Quatre fonds publics américains, actionnaires de Facebook, ont proposé hier une mesure radicale : démettre Mark Zuckerberg de ses fonctions de directeur général.

Les State Treasurers (littéralement trésoriers d’États) de l'Illinois, du Rhode Island et Pennsylvanie, ainsi que le Comptroller de New York proposent également la création d’un siège indépendant de supervision au sein du conseil d’administration.

Selon Reuters, les quatre fonds n’ont pas véritablement l’espoir que cette proposition passe, puisque Zuckerberg est actionnaire majoritaire de l’entreprise avec 53,9 %. Mais la proposition faisant suite à un autre essai du même acabit l’année dernière, elle devrait forcer le directeur à ouvrir le dialogue lors de la prochaine assemblée des actionnaires, en mai 2019.

Mais la situation a passablement évolué en une seule année, la vie de l’entreprise ayant été marquée par plusieurs scandales, dont Cambridge Analytica. La faille récente, la prolifération des fake news et l’ingérence des puissances étrangères pendant les périodes électorales ne font que renforcer la pression.

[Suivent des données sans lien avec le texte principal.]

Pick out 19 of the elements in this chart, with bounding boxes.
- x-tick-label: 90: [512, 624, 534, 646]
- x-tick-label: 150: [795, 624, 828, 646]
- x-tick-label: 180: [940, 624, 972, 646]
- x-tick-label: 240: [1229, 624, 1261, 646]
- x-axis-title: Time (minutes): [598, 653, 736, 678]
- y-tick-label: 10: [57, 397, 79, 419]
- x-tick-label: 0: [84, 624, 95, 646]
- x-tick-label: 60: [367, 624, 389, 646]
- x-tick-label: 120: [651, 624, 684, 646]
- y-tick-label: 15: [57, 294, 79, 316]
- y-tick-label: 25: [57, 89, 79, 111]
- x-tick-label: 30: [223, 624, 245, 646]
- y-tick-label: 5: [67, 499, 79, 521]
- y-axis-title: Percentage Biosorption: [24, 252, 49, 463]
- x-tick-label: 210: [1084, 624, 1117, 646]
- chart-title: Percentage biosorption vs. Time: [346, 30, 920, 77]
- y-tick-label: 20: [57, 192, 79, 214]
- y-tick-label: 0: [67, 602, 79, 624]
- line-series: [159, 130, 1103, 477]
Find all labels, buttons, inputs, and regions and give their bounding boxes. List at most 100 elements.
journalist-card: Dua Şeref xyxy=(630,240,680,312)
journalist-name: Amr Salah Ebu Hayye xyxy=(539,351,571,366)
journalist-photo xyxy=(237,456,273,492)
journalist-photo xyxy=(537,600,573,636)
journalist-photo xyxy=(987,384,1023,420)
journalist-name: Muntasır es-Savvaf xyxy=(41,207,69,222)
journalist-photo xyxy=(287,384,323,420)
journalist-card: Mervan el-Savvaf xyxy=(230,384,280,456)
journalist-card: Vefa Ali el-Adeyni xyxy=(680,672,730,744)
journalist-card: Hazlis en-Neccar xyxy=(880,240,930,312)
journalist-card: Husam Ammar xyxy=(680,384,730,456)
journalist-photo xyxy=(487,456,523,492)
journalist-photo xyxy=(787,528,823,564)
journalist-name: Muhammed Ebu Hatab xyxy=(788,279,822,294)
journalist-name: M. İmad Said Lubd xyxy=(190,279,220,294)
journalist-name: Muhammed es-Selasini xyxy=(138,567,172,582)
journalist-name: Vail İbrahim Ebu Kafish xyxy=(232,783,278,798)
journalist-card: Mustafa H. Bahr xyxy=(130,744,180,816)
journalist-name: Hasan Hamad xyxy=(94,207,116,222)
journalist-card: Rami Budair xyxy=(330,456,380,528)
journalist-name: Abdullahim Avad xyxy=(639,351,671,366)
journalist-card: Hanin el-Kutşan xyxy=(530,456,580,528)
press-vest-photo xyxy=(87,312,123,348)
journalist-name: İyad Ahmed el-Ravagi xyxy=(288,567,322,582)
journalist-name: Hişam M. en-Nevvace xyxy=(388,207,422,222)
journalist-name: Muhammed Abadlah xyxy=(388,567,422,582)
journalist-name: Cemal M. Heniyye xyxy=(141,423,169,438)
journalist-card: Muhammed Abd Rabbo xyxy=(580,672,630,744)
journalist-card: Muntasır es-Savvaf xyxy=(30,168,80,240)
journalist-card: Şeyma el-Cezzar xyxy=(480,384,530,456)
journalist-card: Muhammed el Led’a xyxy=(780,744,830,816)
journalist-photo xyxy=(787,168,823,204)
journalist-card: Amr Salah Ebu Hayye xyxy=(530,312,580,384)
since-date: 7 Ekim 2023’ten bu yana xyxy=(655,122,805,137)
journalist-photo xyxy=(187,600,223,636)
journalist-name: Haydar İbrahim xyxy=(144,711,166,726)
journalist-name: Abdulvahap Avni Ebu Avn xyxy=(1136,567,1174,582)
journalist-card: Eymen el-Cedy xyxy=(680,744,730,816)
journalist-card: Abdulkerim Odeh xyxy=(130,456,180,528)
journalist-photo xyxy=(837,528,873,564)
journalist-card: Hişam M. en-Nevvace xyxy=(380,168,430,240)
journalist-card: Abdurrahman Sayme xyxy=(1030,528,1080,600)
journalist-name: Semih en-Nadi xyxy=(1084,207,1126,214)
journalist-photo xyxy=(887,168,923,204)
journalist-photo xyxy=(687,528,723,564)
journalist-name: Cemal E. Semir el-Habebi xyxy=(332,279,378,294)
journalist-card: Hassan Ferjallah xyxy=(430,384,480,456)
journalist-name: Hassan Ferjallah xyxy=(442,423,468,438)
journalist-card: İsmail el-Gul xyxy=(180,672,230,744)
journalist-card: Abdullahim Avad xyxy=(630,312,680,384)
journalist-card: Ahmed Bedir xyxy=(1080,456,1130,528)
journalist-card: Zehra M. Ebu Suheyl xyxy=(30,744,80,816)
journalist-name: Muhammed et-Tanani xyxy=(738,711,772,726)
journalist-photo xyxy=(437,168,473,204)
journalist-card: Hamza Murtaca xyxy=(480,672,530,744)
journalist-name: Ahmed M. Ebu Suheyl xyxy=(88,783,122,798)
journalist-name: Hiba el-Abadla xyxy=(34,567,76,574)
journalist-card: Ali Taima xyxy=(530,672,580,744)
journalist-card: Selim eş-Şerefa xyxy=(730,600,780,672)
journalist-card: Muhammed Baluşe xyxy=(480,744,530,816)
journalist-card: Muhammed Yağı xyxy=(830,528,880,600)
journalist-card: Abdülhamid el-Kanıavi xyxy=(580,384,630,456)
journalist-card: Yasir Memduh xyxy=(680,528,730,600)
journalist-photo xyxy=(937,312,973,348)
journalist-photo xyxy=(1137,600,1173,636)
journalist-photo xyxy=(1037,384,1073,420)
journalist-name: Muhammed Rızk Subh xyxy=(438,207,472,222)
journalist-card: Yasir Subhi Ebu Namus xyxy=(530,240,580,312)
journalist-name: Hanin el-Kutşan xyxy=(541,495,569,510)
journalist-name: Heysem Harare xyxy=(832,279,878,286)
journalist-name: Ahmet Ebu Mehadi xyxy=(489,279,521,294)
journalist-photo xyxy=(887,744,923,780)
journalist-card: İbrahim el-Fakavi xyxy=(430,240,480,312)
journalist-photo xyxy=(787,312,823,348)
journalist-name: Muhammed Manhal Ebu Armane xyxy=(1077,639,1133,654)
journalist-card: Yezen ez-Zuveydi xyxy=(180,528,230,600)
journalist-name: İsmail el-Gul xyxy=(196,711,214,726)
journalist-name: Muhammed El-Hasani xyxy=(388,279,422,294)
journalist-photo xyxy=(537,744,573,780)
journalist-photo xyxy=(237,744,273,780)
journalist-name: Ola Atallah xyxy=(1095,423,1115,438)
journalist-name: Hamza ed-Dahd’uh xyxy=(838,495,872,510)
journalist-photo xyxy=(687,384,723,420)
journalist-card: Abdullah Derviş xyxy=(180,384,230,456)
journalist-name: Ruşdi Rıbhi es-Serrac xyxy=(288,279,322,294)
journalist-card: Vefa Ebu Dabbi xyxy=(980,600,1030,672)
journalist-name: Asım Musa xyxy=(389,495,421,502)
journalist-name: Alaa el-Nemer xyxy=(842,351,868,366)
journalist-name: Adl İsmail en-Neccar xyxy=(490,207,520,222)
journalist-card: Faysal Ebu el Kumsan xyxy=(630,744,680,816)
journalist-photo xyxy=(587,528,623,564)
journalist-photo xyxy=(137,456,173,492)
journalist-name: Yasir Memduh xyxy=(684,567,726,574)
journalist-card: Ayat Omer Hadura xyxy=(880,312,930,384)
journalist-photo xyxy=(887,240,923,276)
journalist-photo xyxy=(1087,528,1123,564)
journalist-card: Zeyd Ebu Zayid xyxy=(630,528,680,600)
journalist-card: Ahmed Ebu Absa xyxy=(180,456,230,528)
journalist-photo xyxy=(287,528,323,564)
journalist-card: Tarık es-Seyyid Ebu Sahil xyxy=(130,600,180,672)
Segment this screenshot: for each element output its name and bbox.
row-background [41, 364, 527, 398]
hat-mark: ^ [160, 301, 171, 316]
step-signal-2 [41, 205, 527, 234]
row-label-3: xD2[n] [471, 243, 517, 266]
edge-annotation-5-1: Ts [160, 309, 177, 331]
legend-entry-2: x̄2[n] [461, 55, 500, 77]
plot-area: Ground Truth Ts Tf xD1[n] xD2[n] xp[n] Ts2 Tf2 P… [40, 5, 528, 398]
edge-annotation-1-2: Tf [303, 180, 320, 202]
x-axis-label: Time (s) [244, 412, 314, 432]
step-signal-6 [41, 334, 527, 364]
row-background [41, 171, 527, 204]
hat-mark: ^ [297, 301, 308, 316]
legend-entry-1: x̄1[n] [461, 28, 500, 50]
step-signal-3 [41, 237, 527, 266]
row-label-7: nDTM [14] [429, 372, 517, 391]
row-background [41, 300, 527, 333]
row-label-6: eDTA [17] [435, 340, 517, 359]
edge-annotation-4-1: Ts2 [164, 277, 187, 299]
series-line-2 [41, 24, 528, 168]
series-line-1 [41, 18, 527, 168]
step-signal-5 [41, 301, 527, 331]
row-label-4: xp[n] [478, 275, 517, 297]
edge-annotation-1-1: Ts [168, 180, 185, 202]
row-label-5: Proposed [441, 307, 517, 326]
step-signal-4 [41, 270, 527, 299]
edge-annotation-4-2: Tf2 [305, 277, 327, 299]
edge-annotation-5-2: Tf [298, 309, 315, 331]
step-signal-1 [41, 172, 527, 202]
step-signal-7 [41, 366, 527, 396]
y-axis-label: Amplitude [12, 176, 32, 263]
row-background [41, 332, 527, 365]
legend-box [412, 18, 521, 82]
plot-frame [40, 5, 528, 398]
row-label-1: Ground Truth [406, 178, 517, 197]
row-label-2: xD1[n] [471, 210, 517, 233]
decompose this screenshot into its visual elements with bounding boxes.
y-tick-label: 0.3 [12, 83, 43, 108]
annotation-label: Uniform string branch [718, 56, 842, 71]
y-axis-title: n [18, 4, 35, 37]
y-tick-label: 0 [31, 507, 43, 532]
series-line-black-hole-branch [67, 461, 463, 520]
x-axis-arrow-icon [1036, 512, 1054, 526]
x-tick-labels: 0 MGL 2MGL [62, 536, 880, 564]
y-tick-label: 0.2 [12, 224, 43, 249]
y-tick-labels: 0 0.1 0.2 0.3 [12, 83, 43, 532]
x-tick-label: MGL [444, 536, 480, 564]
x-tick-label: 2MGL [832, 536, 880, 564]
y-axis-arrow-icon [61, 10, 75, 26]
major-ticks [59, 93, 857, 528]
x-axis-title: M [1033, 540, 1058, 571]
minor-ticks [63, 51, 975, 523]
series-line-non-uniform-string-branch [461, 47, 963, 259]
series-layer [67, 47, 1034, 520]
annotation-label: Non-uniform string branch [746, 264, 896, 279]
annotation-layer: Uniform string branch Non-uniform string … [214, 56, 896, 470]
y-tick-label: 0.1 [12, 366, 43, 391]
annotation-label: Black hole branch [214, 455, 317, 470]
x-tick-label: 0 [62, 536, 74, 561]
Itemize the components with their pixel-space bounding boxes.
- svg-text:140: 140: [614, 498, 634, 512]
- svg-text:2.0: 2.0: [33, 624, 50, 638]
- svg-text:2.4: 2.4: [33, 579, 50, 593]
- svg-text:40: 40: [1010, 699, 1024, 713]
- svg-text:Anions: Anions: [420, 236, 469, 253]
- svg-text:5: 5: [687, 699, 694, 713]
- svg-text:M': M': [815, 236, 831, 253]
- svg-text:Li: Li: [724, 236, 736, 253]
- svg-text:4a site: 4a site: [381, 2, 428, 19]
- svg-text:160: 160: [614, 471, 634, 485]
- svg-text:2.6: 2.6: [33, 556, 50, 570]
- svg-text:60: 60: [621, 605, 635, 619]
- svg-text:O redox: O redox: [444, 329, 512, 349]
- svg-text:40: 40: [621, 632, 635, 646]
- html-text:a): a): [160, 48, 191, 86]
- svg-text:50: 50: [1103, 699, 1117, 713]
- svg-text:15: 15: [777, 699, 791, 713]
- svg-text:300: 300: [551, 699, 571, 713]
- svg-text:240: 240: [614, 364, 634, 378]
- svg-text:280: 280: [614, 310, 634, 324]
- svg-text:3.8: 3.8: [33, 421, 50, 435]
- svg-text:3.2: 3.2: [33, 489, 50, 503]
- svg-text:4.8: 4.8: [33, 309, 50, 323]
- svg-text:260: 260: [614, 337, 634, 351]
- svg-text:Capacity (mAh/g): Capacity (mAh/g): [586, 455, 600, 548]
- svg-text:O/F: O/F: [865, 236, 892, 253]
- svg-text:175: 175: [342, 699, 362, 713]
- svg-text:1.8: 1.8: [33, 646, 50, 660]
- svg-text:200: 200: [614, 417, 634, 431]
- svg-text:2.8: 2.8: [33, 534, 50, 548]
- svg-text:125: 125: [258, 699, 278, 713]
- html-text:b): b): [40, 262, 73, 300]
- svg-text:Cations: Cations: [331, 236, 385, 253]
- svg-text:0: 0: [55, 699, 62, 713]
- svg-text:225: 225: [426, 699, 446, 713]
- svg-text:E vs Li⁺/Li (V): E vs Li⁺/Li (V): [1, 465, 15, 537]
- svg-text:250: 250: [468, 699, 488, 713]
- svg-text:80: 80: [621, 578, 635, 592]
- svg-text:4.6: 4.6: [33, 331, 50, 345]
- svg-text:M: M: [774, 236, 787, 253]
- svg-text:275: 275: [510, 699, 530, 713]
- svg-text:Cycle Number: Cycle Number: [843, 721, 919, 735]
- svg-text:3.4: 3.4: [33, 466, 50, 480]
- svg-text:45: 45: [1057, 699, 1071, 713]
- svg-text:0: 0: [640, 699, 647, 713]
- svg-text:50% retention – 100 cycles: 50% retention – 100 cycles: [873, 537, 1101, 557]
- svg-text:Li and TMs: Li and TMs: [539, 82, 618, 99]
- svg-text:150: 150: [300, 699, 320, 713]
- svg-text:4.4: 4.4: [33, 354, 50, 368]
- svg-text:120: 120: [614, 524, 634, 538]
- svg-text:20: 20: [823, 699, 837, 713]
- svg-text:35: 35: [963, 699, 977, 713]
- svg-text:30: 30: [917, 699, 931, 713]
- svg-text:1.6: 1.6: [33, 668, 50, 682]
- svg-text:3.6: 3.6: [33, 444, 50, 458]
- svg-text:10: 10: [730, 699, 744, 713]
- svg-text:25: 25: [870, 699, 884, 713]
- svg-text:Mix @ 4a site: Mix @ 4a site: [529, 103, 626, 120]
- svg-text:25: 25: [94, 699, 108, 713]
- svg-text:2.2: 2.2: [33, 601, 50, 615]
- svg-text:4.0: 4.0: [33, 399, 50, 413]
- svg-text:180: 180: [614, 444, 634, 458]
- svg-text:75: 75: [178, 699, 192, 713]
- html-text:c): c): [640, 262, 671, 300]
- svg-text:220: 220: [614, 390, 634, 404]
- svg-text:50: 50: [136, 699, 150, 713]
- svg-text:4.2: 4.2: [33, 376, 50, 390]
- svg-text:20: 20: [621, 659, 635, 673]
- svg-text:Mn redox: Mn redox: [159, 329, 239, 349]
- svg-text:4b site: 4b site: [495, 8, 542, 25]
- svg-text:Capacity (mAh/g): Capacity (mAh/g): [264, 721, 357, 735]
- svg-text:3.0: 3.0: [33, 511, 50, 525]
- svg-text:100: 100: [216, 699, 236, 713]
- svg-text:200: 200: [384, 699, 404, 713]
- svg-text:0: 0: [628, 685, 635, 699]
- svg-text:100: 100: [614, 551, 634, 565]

La création d’un poste indépendant de supervision devrait donc être un sujet brûlant, de nombreuses structures de cette taille s’en étant déjà dotées. Pour Michael Frerichs, trésorier de l’Illinois, ce poste n’aurait sans doute pas prévenu tous ces problèmes, mais en aurait probablement réduit la portée.

Rappelons que ces fonds publics ne peuvent que s’inquiéter en regard du cours de l’action Facebook. En clôture de séance hier, le titre valait 159,42 dollars, bien loin des 218,62 dollars du 25 juillet dernier.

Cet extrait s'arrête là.